Para trabalhar com a informação é primordial ter um bom texto. Para se produzir um bom texto é indispensável um bom português. Para ter um bom português conheça mais sobre a gramática e sobre o leitor inconformado.
"Marcelo Torres lê com prazer as Dicas de português. Diverte-se com o trato irreverente dado aos assuntos. Gosta do aperto em que as palavras se metem. E torce pelo final feliz. De quebra, relembra lições e tira dúvidas. Mas nem tudo são flores. De vez em quando, fica inconformado com certos atrevimentos. É o que ocorreu no domingo. No finalzinho da coluna "Chacina lingüística", havia a informação: "Corte o houveram do vocabulário. Ele nunca — nunca mesmo — lhe fará falta". Marcelo se arrepiou.

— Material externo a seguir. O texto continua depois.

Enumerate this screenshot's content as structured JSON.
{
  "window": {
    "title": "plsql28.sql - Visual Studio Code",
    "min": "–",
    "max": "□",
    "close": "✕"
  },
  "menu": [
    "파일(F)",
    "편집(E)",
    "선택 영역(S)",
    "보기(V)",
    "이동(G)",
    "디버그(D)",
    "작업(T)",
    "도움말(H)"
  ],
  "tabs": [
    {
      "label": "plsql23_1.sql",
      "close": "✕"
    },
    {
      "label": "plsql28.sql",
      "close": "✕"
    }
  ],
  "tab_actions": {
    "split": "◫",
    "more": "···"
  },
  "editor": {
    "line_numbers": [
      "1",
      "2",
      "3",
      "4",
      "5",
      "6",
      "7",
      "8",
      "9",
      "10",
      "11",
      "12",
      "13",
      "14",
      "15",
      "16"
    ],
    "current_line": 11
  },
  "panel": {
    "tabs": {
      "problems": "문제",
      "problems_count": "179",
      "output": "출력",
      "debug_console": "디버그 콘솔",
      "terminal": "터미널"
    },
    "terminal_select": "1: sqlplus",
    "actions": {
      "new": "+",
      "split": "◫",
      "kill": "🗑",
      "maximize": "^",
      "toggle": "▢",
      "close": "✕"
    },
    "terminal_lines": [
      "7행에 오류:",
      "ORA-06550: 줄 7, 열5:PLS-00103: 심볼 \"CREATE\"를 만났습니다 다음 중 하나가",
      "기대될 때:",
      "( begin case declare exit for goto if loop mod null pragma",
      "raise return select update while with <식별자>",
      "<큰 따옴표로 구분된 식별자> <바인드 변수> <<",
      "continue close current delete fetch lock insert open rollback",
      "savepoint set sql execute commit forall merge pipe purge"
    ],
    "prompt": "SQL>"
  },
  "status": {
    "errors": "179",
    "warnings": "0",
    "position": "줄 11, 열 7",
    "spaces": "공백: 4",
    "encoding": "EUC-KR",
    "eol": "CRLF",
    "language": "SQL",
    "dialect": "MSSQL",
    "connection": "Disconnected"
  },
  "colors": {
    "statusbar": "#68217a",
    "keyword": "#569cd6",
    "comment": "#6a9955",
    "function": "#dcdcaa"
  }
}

Em protesto, mandou este recado: "Você há de convir que há casos em que o houveram é utilizado corretamente, segundo a norma culta. A terceira pessoa do plural do verbo haver, no pretérito perfeito ou mais-que-perfeito do indicativo [ufa!] é... houveram. Esse tal de houveram pode fazer falta, sim. Ou não pode?" Depende. A resposta tucana tem explicação. Quer ver?
Sem vez 1
O haver joga no time do Bombril. Tem mil e uma utilidades. Uma delas foi assunto da coluna de domingo. Na acepção de ocorrer e existir, ele só se conjuga na 3ª pessoa do singular: Houve (ocorreram) manifestações emocionadas depois da morte de João Hélio. Fato inédito: na segunda, havia (existiam) deputados saindo pelo ladrão do plenário. Viu? O haver é impessoal. O ocorrer e o existir não têm nada com a história. Flexionam-se sem caprichos. Ainda bem!
Sem vez 2
Haver também se presta à contagem de tempo. Indica passado. Senhor do ido e vivido, mantém-se impávido colosso na 3ª pessoa do singular: Mudei-me para cá há três meses. Lula governa o Brasil há quatro anos. Chegamos há poucos minutos. Havia seis horas que ele tinha saído de casa.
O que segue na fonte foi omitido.